As oil prices continue to ascend, crippling political uncertainty persists Oil prices continued on an upward trajectory in September, rising to the highest level in over two years. The average price of Venezuela’s mix of crude oil traded at USD 47.8 per barrel (pb), which marked a 4.6% increase compared to the previous month (August: USD 45.7 pb).

The sustained month-on-month rise in oil prices was sparked by signs that the global oil glut is gradually receding amid a context of tumultuous domestic political developments at home. Tensions between Venezuela and the United States remain very elevated, with the levy of harsher new sanctions by the U.S. striking a massive blow to the already crippled economy.
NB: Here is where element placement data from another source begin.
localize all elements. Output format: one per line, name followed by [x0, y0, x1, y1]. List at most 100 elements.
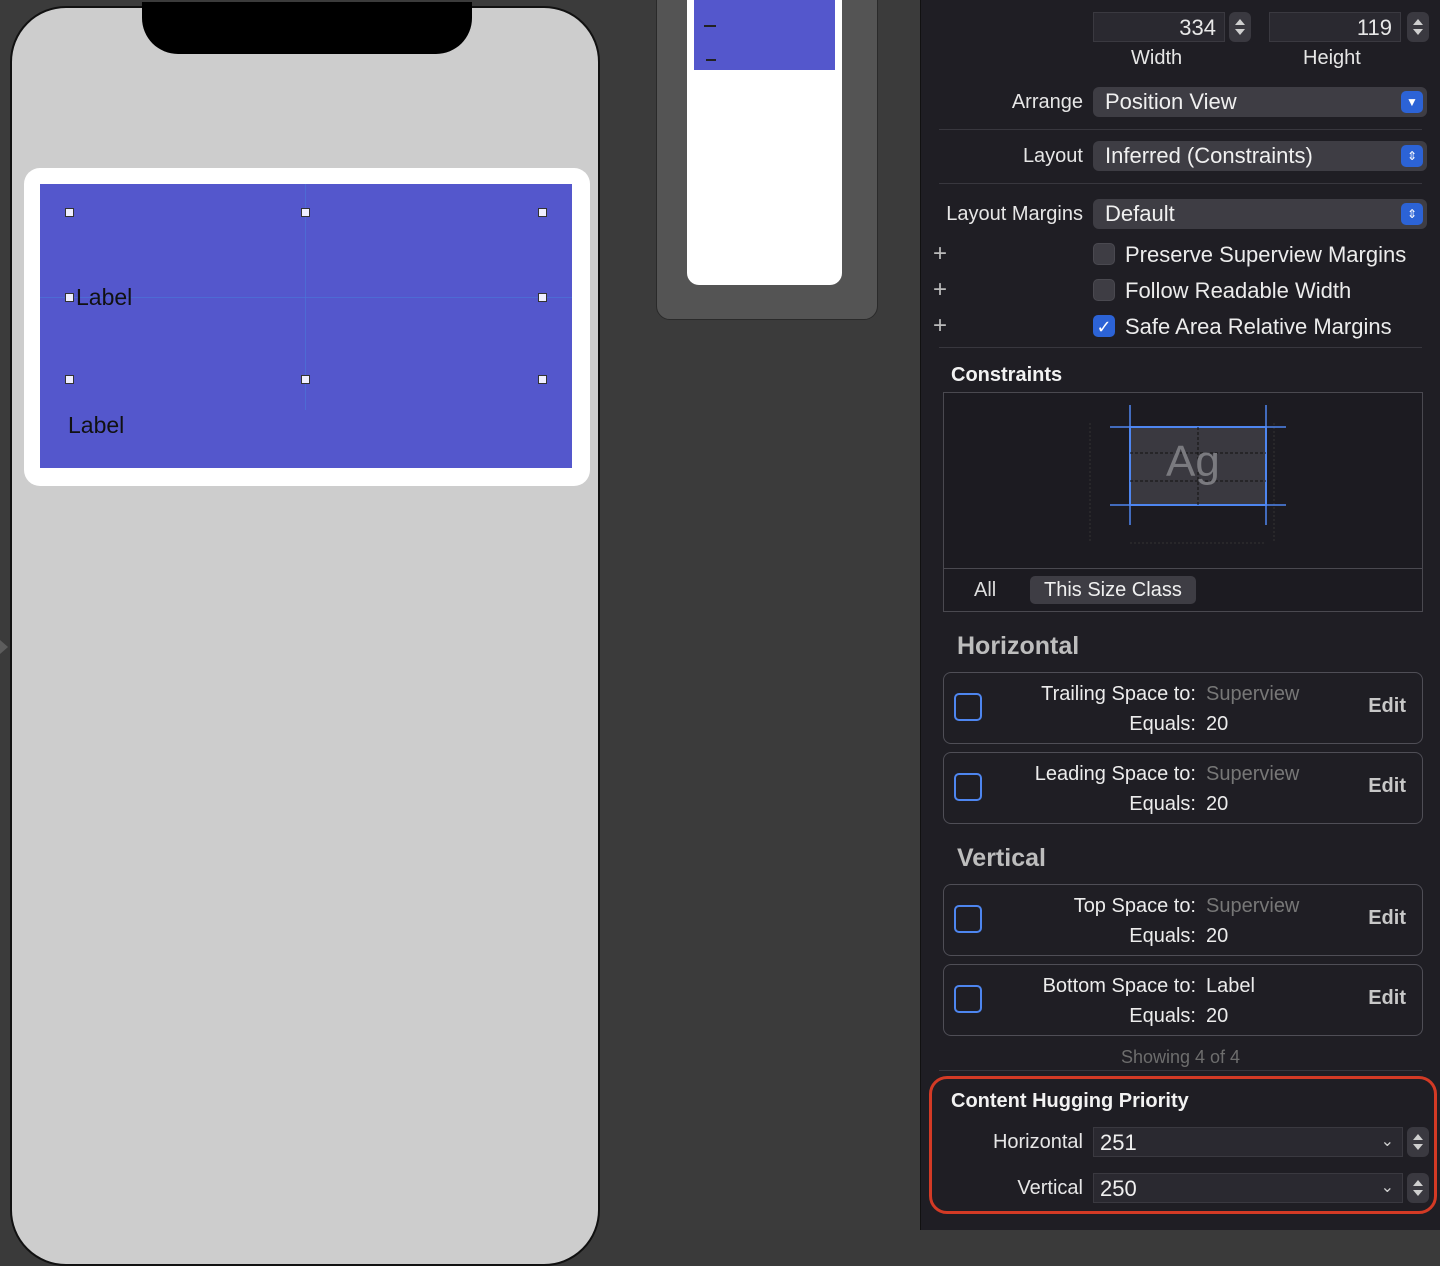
- plus-icon[interactable]: +: [933, 276, 947, 304]
- constraint-value: 20: [1206, 925, 1229, 947]
- constraint-target: Superview: [1206, 683, 1300, 705]
- constraint-row-trailing[interactable]: Trailing Space to: Superview Equals: 20 …: [943, 672, 1423, 744]
- edit-button[interactable]: Edit: [1368, 775, 1406, 798]
- label-top[interactable]: Label: [76, 284, 132, 311]
- layout-margins-value: Default: [1105, 201, 1175, 226]
- resize-handle-top-left[interactable]: [65, 208, 74, 217]
- resize-handle-bottom-right[interactable]: [538, 375, 547, 384]
- follow-readable-width-label: Follow Readable Width: [1125, 278, 1352, 303]
- plus-icon[interactable]: +: [933, 312, 947, 340]
- hugging-vertical-combo[interactable]: 250 ⌄: [1093, 1173, 1403, 1203]
- bottom-space-icon: [954, 985, 982, 1013]
- hugging-vertical-stepper[interactable]: [1407, 1173, 1429, 1203]
- constraint-value: 20: [1206, 793, 1229, 815]
- label-bottom[interactable]: Label: [68, 412, 124, 439]
- chevron-down-icon[interactable]: ⌄: [1381, 1177, 1394, 1197]
- constraint-target: Label: [1206, 975, 1255, 997]
- up-down-chevron-icon: ⇕: [1401, 203, 1423, 225]
- vertical-group-title: Vertical: [957, 844, 1046, 872]
- constraint-key: Equals:: [1129, 1005, 1196, 1027]
- hugging-horizontal-stepper[interactable]: [1407, 1127, 1429, 1157]
- constraint-key: Equals:: [1129, 925, 1196, 947]
- divider: [939, 183, 1422, 184]
- constraint-target: Superview: [1206, 763, 1300, 785]
- safe-area-relative-margins-checkbox[interactable]: ✓: [1093, 315, 1115, 337]
- constraint-value: 20: [1206, 1005, 1229, 1027]
- constraint-row-bottom[interactable]: Bottom Space to: Label Equals: 20 Edit: [943, 964, 1423, 1036]
- hugging-vertical-value: 250: [1100, 1176, 1137, 1201]
- resize-handle-top-right[interactable]: [538, 208, 547, 217]
- width-field[interactable]: 334: [1093, 12, 1225, 42]
- resize-handle-bottom-left[interactable]: [65, 375, 74, 384]
- follow-readable-width-checkbox[interactable]: [1093, 279, 1115, 301]
- width-stepper[interactable]: [1229, 12, 1251, 42]
- constraint-key: Bottom Space to:: [1042, 975, 1196, 997]
- trailing-space-icon: [954, 693, 982, 721]
- size-inspector: 334 Width 119 Height Arrange Position Vi…: [920, 0, 1440, 1230]
- constraint-target: Superview: [1206, 895, 1300, 917]
- hugging-vertical-label: Vertical: [1017, 1177, 1083, 1199]
- edit-button[interactable]: Edit: [1368, 695, 1406, 718]
- selected-view[interactable]: Label Label: [40, 184, 572, 468]
- constraints-preview: Ag All This Size Class: [943, 392, 1423, 612]
- height-field[interactable]: 119: [1269, 12, 1401, 42]
- device-frame: Label Label: [10, 2, 600, 1266]
- constraint-row-top[interactable]: Top Space to: Superview Equals: 20 Edit: [943, 884, 1423, 956]
- resize-handle-bottom[interactable]: [301, 375, 310, 384]
- segment-all[interactable]: All: [960, 576, 1010, 604]
- layout-value: Inferred (Constraints): [1105, 143, 1313, 168]
- divider: [939, 347, 1422, 348]
- scene-minimap[interactable]: [656, 0, 878, 320]
- layout-margins-label: Layout Margins: [946, 203, 1083, 225]
- constraint-key: Equals:: [1129, 713, 1196, 735]
- hugging-horizontal-value: 251: [1100, 1130, 1137, 1155]
- arrange-value: Position View: [1105, 89, 1237, 114]
- preserve-superview-margins-label: Preserve Superview Margins: [1125, 242, 1407, 267]
- resize-handle-left[interactable]: [65, 293, 74, 302]
- hugging-horizontal-combo[interactable]: 251 ⌄: [1093, 1127, 1403, 1157]
- constraint-key: Top Space to:: [1073, 895, 1196, 917]
- constraint-row-leading[interactable]: Leading Space to: Superview Equals: 20 E…: [943, 752, 1423, 824]
- constraints-title: Constraints: [951, 364, 1063, 386]
- constraint-key: Leading Space to:: [1034, 763, 1196, 785]
- constraint-key: Equals:: [1129, 793, 1196, 815]
- segment-this-size-class[interactable]: This Size Class: [1030, 576, 1196, 604]
- edit-button[interactable]: Edit: [1368, 907, 1406, 930]
- constraint-key: Trailing Space to:: [1041, 683, 1196, 705]
- minimap-screen: [687, 0, 842, 285]
- chevron-down-icon: ▼: [1401, 91, 1423, 113]
- plus-icon[interactable]: +: [933, 240, 947, 268]
- showing-count: Showing 4 of 4: [1120, 1047, 1241, 1067]
- size-class-bar: All This Size Class: [944, 568, 1422, 611]
- resize-handle-top[interactable]: [301, 208, 310, 217]
- leading-space-icon: [954, 773, 982, 801]
- container-view[interactable]: Label Label: [24, 168, 590, 486]
- collapse-arrow-icon[interactable]: [0, 640, 8, 654]
- divider: [939, 129, 1422, 130]
- layout-label: Layout: [1022, 145, 1083, 167]
- constraint-value: 20: [1206, 713, 1229, 735]
- safe-area-relative-margins-label: Safe Area Relative Margins: [1125, 314, 1392, 339]
- height-caption: Height: [1303, 47, 1361, 69]
- storyboard-canvas[interactable]: Label Label: [0, 0, 920, 1266]
- edit-button[interactable]: Edit: [1368, 987, 1406, 1010]
- resize-handle-right[interactable]: [538, 293, 547, 302]
- arrange-popup[interactable]: Position View ▼: [1093, 87, 1427, 117]
- layout-margins-popup[interactable]: Default ⇕: [1093, 199, 1427, 229]
- height-stepper[interactable]: [1407, 12, 1429, 42]
- hugging-horizontal-label: Horizontal: [992, 1131, 1083, 1153]
- device-notch: [142, 2, 472, 54]
- hugging-title: Content Hugging Priority: [951, 1090, 1189, 1112]
- preview-glyph: Ag: [1166, 437, 1220, 486]
- minimap-label-line: [704, 25, 716, 27]
- layout-popup[interactable]: Inferred (Constraints) ⇕: [1093, 141, 1427, 171]
- minimap-view: [694, 0, 835, 70]
- arrange-label: Arrange: [1011, 91, 1083, 113]
- preserve-superview-margins-checkbox[interactable]: [1093, 243, 1115, 265]
- top-space-icon: [954, 905, 982, 933]
- chevron-down-icon[interactable]: ⌄: [1381, 1131, 1394, 1151]
- up-down-chevron-icon: ⇕: [1401, 145, 1423, 167]
- width-caption: Width: [1131, 47, 1183, 69]
- minimap-label-line: [706, 59, 716, 61]
- horizontal-group-title: Horizontal: [957, 632, 1080, 660]
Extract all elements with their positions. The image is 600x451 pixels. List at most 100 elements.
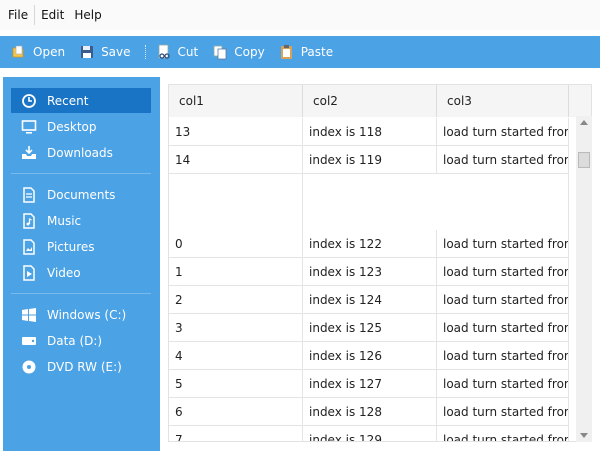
table-row[interactable]: 7 index is 129 load turn started from 1 bbox=[169, 426, 569, 441]
sidebar-item-drive-d[interactable]: Data (D:) bbox=[11, 328, 151, 353]
cell-col2: index is 123 bbox=[303, 258, 437, 286]
column-header-col2[interactable]: col2 bbox=[303, 85, 437, 117]
sidebar-item-recent[interactable]: Recent bbox=[11, 88, 151, 113]
sidebar-item-label: Music bbox=[47, 213, 82, 228]
sidebar-item-desktop[interactable]: Desktop bbox=[11, 114, 151, 139]
cell-col1: 2 bbox=[169, 286, 303, 314]
cell-col2: index is 119 bbox=[303, 146, 437, 174]
hard-drive-icon bbox=[21, 333, 37, 349]
download-icon bbox=[21, 145, 37, 161]
copy-icon bbox=[212, 44, 228, 60]
data-grid: col1 col2 col3 13 index is 118 load turn… bbox=[168, 84, 592, 442]
sidebar-item-pictures[interactable]: Pictures bbox=[11, 234, 151, 259]
table-row[interactable]: 2 index is 124 load turn started from 1 bbox=[169, 286, 569, 314]
monitor-icon bbox=[21, 119, 37, 135]
cell-col3: load turn started from 1 bbox=[437, 258, 569, 286]
copy-button[interactable]: Copy bbox=[212, 44, 265, 60]
open-label: Open bbox=[33, 45, 66, 59]
grid-line bbox=[302, 174, 303, 230]
folder-open-icon bbox=[11, 44, 27, 60]
scrollbar-thumb[interactable] bbox=[578, 152, 590, 168]
menu-edit[interactable]: Edit bbox=[36, 8, 69, 22]
menu-bar: File Edit Help bbox=[0, 0, 600, 30]
sidebar-item-label: Pictures bbox=[47, 239, 95, 254]
paste-label: Paste bbox=[300, 45, 334, 59]
copy-label: Copy bbox=[234, 45, 265, 59]
cell-col3: load turn started from 1 bbox=[437, 286, 569, 314]
menu-divider bbox=[34, 5, 36, 25]
video-file-icon bbox=[21, 264, 37, 281]
column-header-col1[interactable]: col1 bbox=[169, 85, 303, 117]
sidebar-item-label: Desktop bbox=[47, 119, 97, 134]
document-icon bbox=[21, 186, 37, 203]
cell-col3: load turn started from 1 bbox=[437, 314, 569, 342]
scroll-up-arrow-icon[interactable] bbox=[580, 120, 588, 125]
menu-help[interactable]: Help bbox=[69, 8, 106, 22]
paste-button[interactable]: Paste bbox=[279, 44, 333, 60]
menu-file[interactable]: File bbox=[3, 8, 33, 22]
toolbar-divider bbox=[144, 45, 146, 59]
cell-col3: load turn started from 1 bbox=[437, 146, 569, 174]
cell-col2: index is 126 bbox=[303, 342, 437, 370]
disc-icon bbox=[21, 359, 37, 375]
table-row[interactable]: 4 index is 126 load turn started from 1 bbox=[169, 342, 569, 370]
cell-col1: 1 bbox=[169, 258, 303, 286]
sidebar-item-music[interactable]: Music bbox=[11, 208, 151, 233]
sidebar-divider bbox=[11, 293, 151, 294]
sidebar: Recent Desktop Downloads Documents Music… bbox=[3, 77, 160, 451]
cell-col1: 6 bbox=[169, 398, 303, 426]
picture-file-icon bbox=[21, 238, 37, 255]
cell-col1: 14 bbox=[169, 146, 303, 174]
vertical-scrollbar[interactable] bbox=[576, 116, 592, 442]
table-row[interactable]: 0 index is 122 load turn started from 1 bbox=[169, 230, 569, 258]
cell-col2: index is 125 bbox=[303, 314, 437, 342]
sidebar-item-documents[interactable]: Documents bbox=[11, 182, 151, 207]
grid-header: col1 col2 col3 bbox=[169, 85, 591, 117]
floppy-disk-icon bbox=[79, 44, 95, 60]
sidebar-item-video[interactable]: Video bbox=[11, 260, 151, 285]
sidebar-divider bbox=[11, 173, 151, 174]
sidebar-item-drive-e[interactable]: DVD RW (E:) bbox=[11, 354, 151, 379]
sidebar-item-label: Recent bbox=[47, 93, 89, 108]
cell-col1: 13 bbox=[169, 118, 303, 146]
sidebar-item-drive-c[interactable]: Windows (C:) bbox=[11, 302, 151, 327]
cell-col2: index is 127 bbox=[303, 370, 437, 398]
sidebar-item-label: Windows (C:) bbox=[47, 307, 127, 322]
clock-icon bbox=[21, 93, 37, 109]
cell-col1: 3 bbox=[169, 314, 303, 342]
windows-drive-icon bbox=[21, 307, 37, 323]
table-row[interactable]: 5 index is 127 load turn started from 1 bbox=[169, 370, 569, 398]
table-row[interactable]: 3 index is 125 load turn started from 1 bbox=[169, 314, 569, 342]
cell-col1: 7 bbox=[169, 426, 303, 441]
sidebar-item-label: Downloads bbox=[47, 145, 113, 160]
sidebar-item-label: Video bbox=[47, 265, 81, 280]
cell-col3: load turn started from 1 bbox=[437, 370, 569, 398]
cell-col3: load turn started from 1 bbox=[437, 230, 569, 258]
cell-col2: index is 122 bbox=[303, 230, 437, 258]
table-row[interactable]: 13 index is 118 load turn started from 1 bbox=[169, 118, 569, 146]
save-label: Save bbox=[101, 45, 131, 59]
cell-col2: index is 128 bbox=[303, 398, 437, 426]
music-file-icon bbox=[21, 212, 37, 229]
cut-icon bbox=[156, 44, 172, 60]
scroll-down-arrow-icon[interactable] bbox=[580, 433, 588, 438]
paste-icon bbox=[279, 44, 295, 60]
save-button[interactable]: Save bbox=[79, 44, 131, 60]
cell-col1: 5 bbox=[169, 370, 303, 398]
column-header-col3[interactable]: col3 bbox=[437, 85, 569, 117]
sidebar-item-downloads[interactable]: Downloads bbox=[11, 140, 151, 165]
cell-col2: index is 118 bbox=[303, 118, 437, 146]
grid-blank-area bbox=[169, 174, 569, 230]
toolbar: Open Save Cut Copy Paste bbox=[0, 36, 600, 68]
cell-col2: index is 124 bbox=[303, 286, 437, 314]
cell-col1: 0 bbox=[169, 230, 303, 258]
table-row[interactable]: 1 index is 123 load turn started from 1 bbox=[169, 258, 569, 286]
table-row[interactable]: 14 index is 119 load turn started from 1 bbox=[169, 146, 569, 174]
cell-col3: load turn started from 1 bbox=[437, 118, 569, 146]
table-row[interactable]: 6 index is 128 load turn started from 1 bbox=[169, 398, 569, 426]
cell-col2: index is 129 bbox=[303, 426, 437, 441]
sidebar-item-label: Data (D:) bbox=[47, 333, 103, 348]
open-button[interactable]: Open bbox=[11, 44, 65, 60]
cut-button[interactable]: Cut bbox=[156, 44, 198, 60]
cell-col1: 4 bbox=[169, 342, 303, 370]
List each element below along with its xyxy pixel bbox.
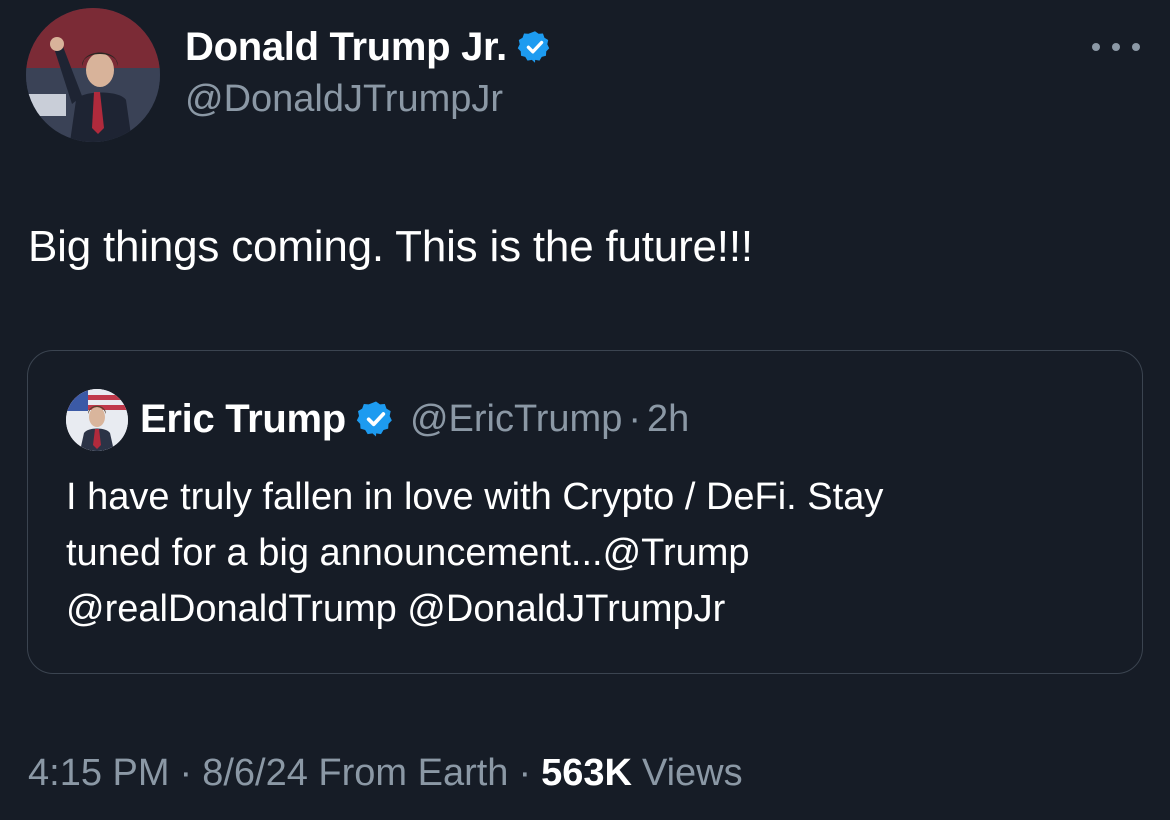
tweet-text: Big things coming. This is the future!!!: [28, 222, 753, 271]
tweet-date-location[interactable]: 8/6/24 From Earth: [202, 752, 508, 795]
quoted-text-line: tuned for a big announcement...@Trump: [66, 532, 750, 574]
quoted-tweet-card[interactable]: Eric Trump @EricTrump · 2h I have truly …: [27, 350, 1143, 674]
author-handle[interactable]: @DonaldJTrumpJr: [185, 78, 503, 121]
quoted-text-line: I have truly fallen in love with Crypto …: [66, 476, 884, 518]
tweet-time[interactable]: 4:15 PM: [28, 752, 170, 795]
quoted-timestamp[interactable]: 2h: [647, 398, 689, 441]
more-options-button[interactable]: [1092, 34, 1140, 60]
views-count[interactable]: 563K: [541, 752, 632, 795]
quoted-author-handle[interactable]: @EricTrump: [410, 398, 622, 441]
quoted-separator: ·: [628, 397, 642, 440]
quoted-author-avatar[interactable]: [66, 389, 128, 451]
quoted-author-name[interactable]: Eric Trump: [140, 397, 346, 442]
quoted-text-line: @realDonaldTrump @DonaldJTrumpJr: [66, 588, 726, 630]
quoted-tweet-text: I have truly fallen in love with Crypto …: [66, 469, 1116, 637]
author-name[interactable]: Donald Trump Jr.: [185, 25, 507, 70]
author-name-row[interactable]: Donald Trump Jr.: [185, 22, 553, 72]
quoted-tweet-header: Eric Trump @EricTrump · 2h: [140, 393, 689, 445]
author-avatar[interactable]: [26, 8, 160, 142]
meta-separator: ·: [518, 751, 532, 794]
verified-badge-icon: [517, 29, 553, 65]
meta-separator: ·: [179, 751, 193, 794]
more-horizontal-icon: [1092, 43, 1100, 51]
views-label[interactable]: Views: [642, 752, 743, 795]
verified-badge-icon: [356, 399, 396, 439]
tweet-meta: 4:15 PM · 8/6/24 From Earth · 563K Views: [28, 748, 743, 798]
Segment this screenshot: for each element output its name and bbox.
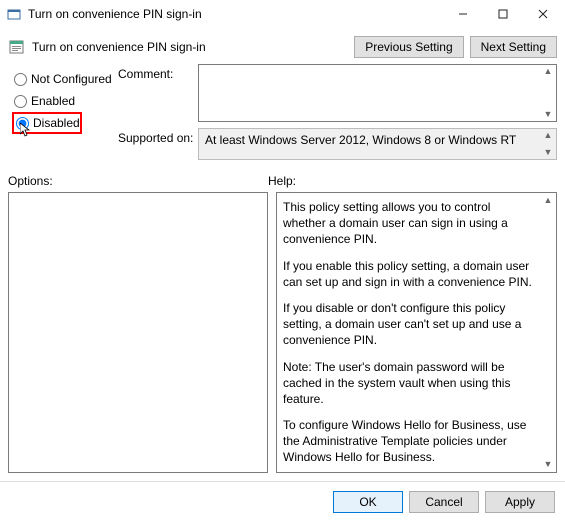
help-label: Help: (268, 174, 296, 188)
supported-on-label: Supported on: (118, 128, 198, 145)
options-pane (8, 192, 268, 473)
toolbar: Turn on convenience PIN sign-in Previous… (0, 28, 565, 62)
apply-button[interactable]: Apply (485, 491, 555, 513)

The financial sanctions prevent the debt-ridden Venezuelan government and the state-owned enterprise, PDVSA, from issuing new debt and equity in U.S. financial markets, and also restricts U.S. entities from dealing in pre-existing Venezuelan government bonds. 

While the new U.S. sanctions have raised the prospect of a sovereign debt default, Russia is looking to offer some respite and help ease the difficulties of financing the debt burden in the short-term as it considers restructuring around USD 1 billion of the bilateral debt owed by Venezuela. A credit default would be a catastrophic climax for the economy that would oust the government from access to international financial markets and see the seizure of foreign assets by creditors. Although the government has made bond payments in a timely manner so far, most of our panelists consider a debt default inevitable in the foreseeable future. Current levels of international reserves fall significantly short of the outstanding short- and medium-term debt levels. The same goes for oil revenues, the source of over 90% of the country’s dollar-denominated earnings, which have been limited by low oil prices and deteriorating production due to a lack of reinvestment in operations. Taking into account conservative price estimates for Venezuelan oil this year and next, oil earnings are anticipated to remain subdued, which will siphon off more of the already depleted international reserves for meeting debt repayments. Furthermore, the bulk of the reserves are in the form of gold and other non-liquid assets that are not readily available. 

Panelists participating in this month’s LatinFocus Consensus Forecast expect the price for Venezuela’s mix of oils to average USD 43.5 per barrel in 2017 and USD 45.7 per barrel in 2018.